Sorry for the top post.
The default route is the route applied when no other route matches the destination IP. From that how would you figure out which default route to pick, only if the routes were weighted could you pick between two.
If you had two routes with equal weight and the traffic went round robin between them then the originating host will discard half the returning traffic because it's not coming from the same ip it sent it to.
No your best bet is probably to do reverse NAT'ing as it is simple to setup and you don't have to worry about default routes and weight. Traffic initiates on 1 gateway and sticks with it for the duration of the session.

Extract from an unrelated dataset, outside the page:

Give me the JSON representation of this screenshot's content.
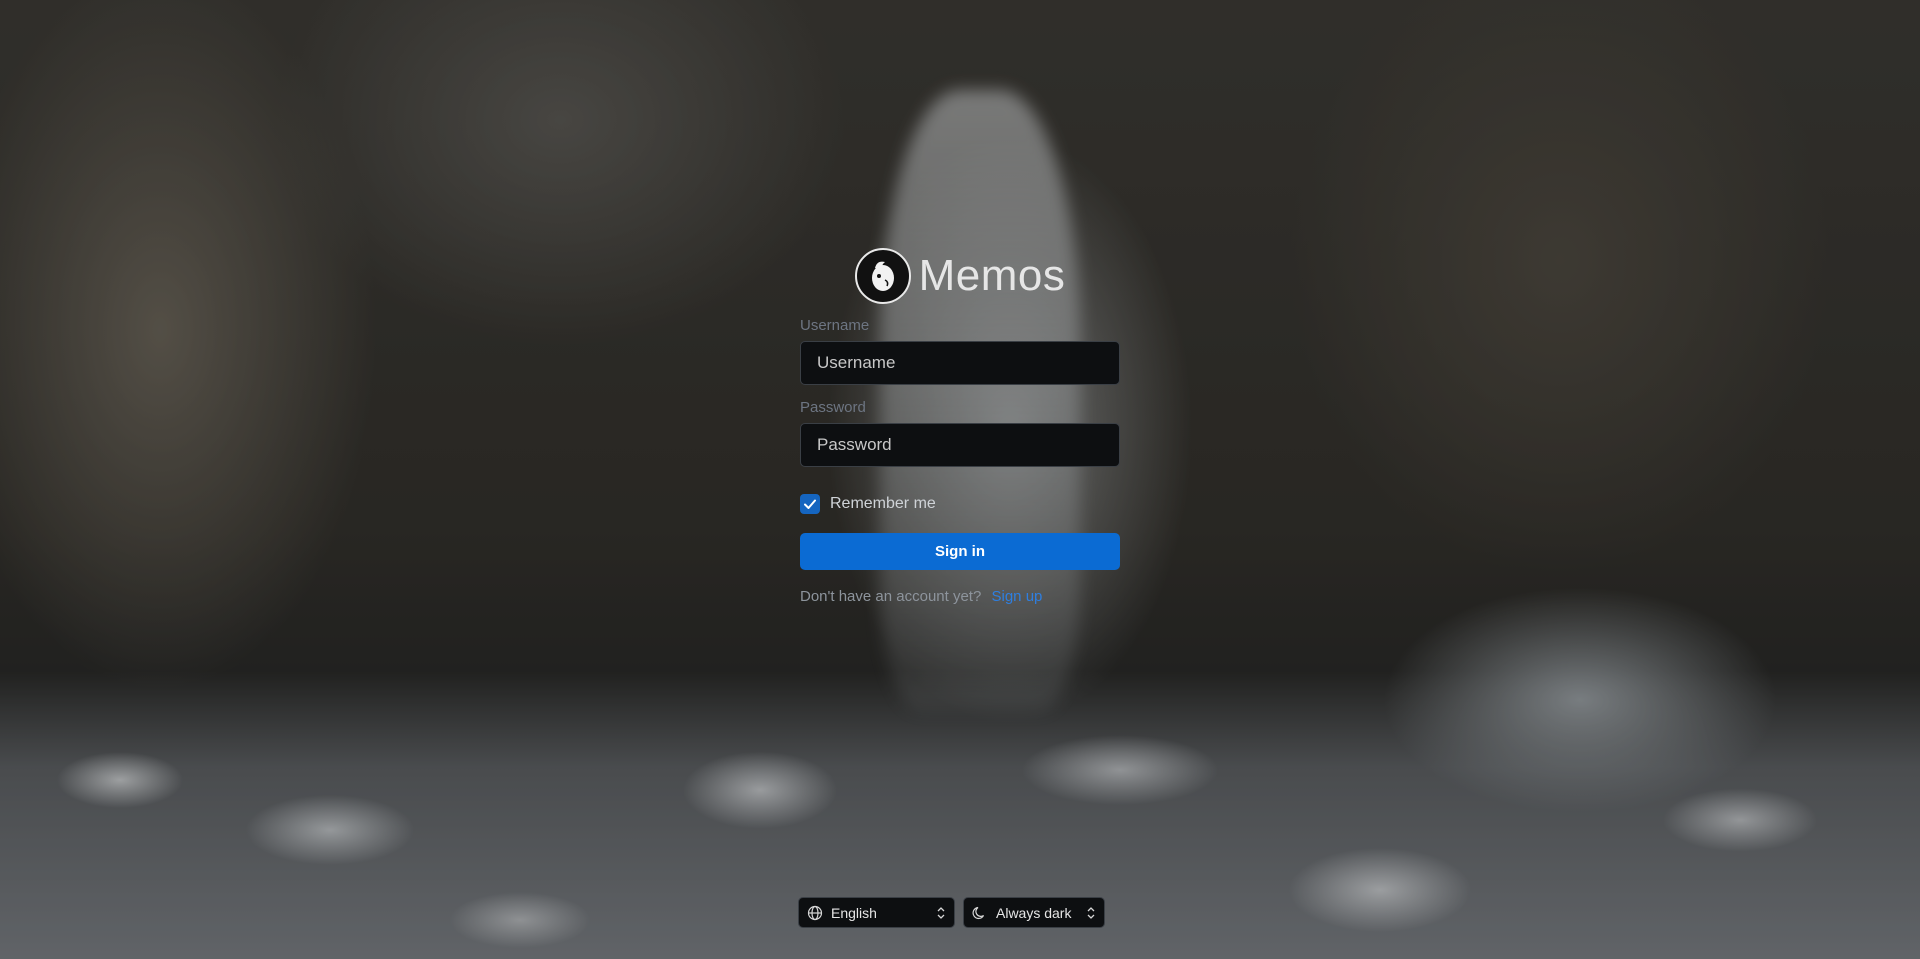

You can use BGP on the gateways outside interface to load balance or fail-over the default gateway or use round-robin DNS, MX records for mail, etc.
-Ross
----- Original Message -----
From: centos-bounces@xxxxxxxxxx <centos-bounces@xxxxxxxxxx>
To: centos@xxxxxxxxxx <centos@xxxxxxxxxx>
Sent: Tue Jan 29 18:03:13 2008
Subject: Re: Network routes
on 1/29/2008 2:53 PM Jason Pyeron spake the following:
>
>
>> -----Original Message-----
>> From: centos-bounces@xxxxxxxxxx
>> [mailto:centos-bounces@xxxxxxxxxx] On Behalf Of Ross S. W. Walker
>> Sent: Tuesday, January 29, 2008 17:38
>> To: CentOS mailing list
>> Subject: RE: Network routes
>>
>> Jason Pyeron wrote:
>>> I am unable to ping NE.TW.RKB.IP1 from an outside network.
>>> Other machines
>>> which do not have access or routes for NET.WOR.KA.0 respond
>> just fine.
>>> How do I get it to respond on both NET.WOR.KA.0 and
>>> NE.TW.RKB.0 given all
>>> default traffic should go through NET.WOR.KA.1 unless it is
>>> in reply to
>>> traffic from NE.TW.RKB.1 or there is an outage.
>>>
>>> [root@host20 ~]# route -n
>>> Kernel IP routing table
>>> Destination Gateway Genmask Flags Metric
>>> Ref Use
>>> Iface
>>> NET.WOR.KA.0 0.0.0.0 255.255.255.0 U 0
>>> 0 0 eth1
>>> 192.168.1.0 0.0.0.0 255.255.255.0 U 0
>>> 0 0 eth0
>>> NE.TW.RKB.0 0.0.0.0 255.255.255.0 U 0
>>> 0 0 eth0
>>> 169.254.0.0 0.0.0.0 255.255.0.0 U 0
>>> 0 0 eth1
>>> 0.0.0.0 NET.WOR.KA.1 0.0.0.0 UG 0
>>> 0 0 eth1
>>> 0.0.0.0 NE.TW.RKB.1 0.0.0.0 UG 20
>>> 0 0 eth0
>>>
>>> [root@host20 ~]# ifconfig
>>> eth0 Link encap:Ethernet HWaddr 00:17:31:0F:04:AE
>>> inet addr:NE.TW.RKB.IP1 Bcast:NE.TW.RKB.255
>>> Mask:255.255.255.0
>>> eth0:pn Link encap:Ethernet HWaddr 00:17:31:0F:04:AE
>>> inet addr:192.168.1.20 Bcast:192.168.1.255
>>> Mask:255.255.255.0
>>> eth1 Link encap:Ethernet HWaddr 00:01:03:E9:42:D0
>>> inet addr:NET.WOR.KA.IP2 Bcast:NET.WOR.KA.255
>>> Mask:255.255.255.0
>>> lo Link encap:Local Loopback
>>> inet addr:127.0.0.1 Mask:255.0.0.0
>>>
>> You can have only 1 default route.
>>
>> You can use RIP or some other routing protocol to
>> advertise defualt routes to the host from the
>> gateways based upon route availability or weight,
>> or you can deploy reverse NAT'ing on the gateways
>> so external IPs will be masqueraded as the
>> internal IP of the gateway and thus be routed to
>> the appropriate gateway based on which IP they
>> arrived on.
>>
>> -Ross
>>
>
> But I have 2 physical network cards, on 2 different networks. Should they
> not both have default routes?
>
You would think so, but it will confuse the system so bad that traffic won't
know where to go. The default route is the route that packets need to take to
leave your network to enter the outside world. Every thing under your control
should have static routes of some kind, or a routing daemon.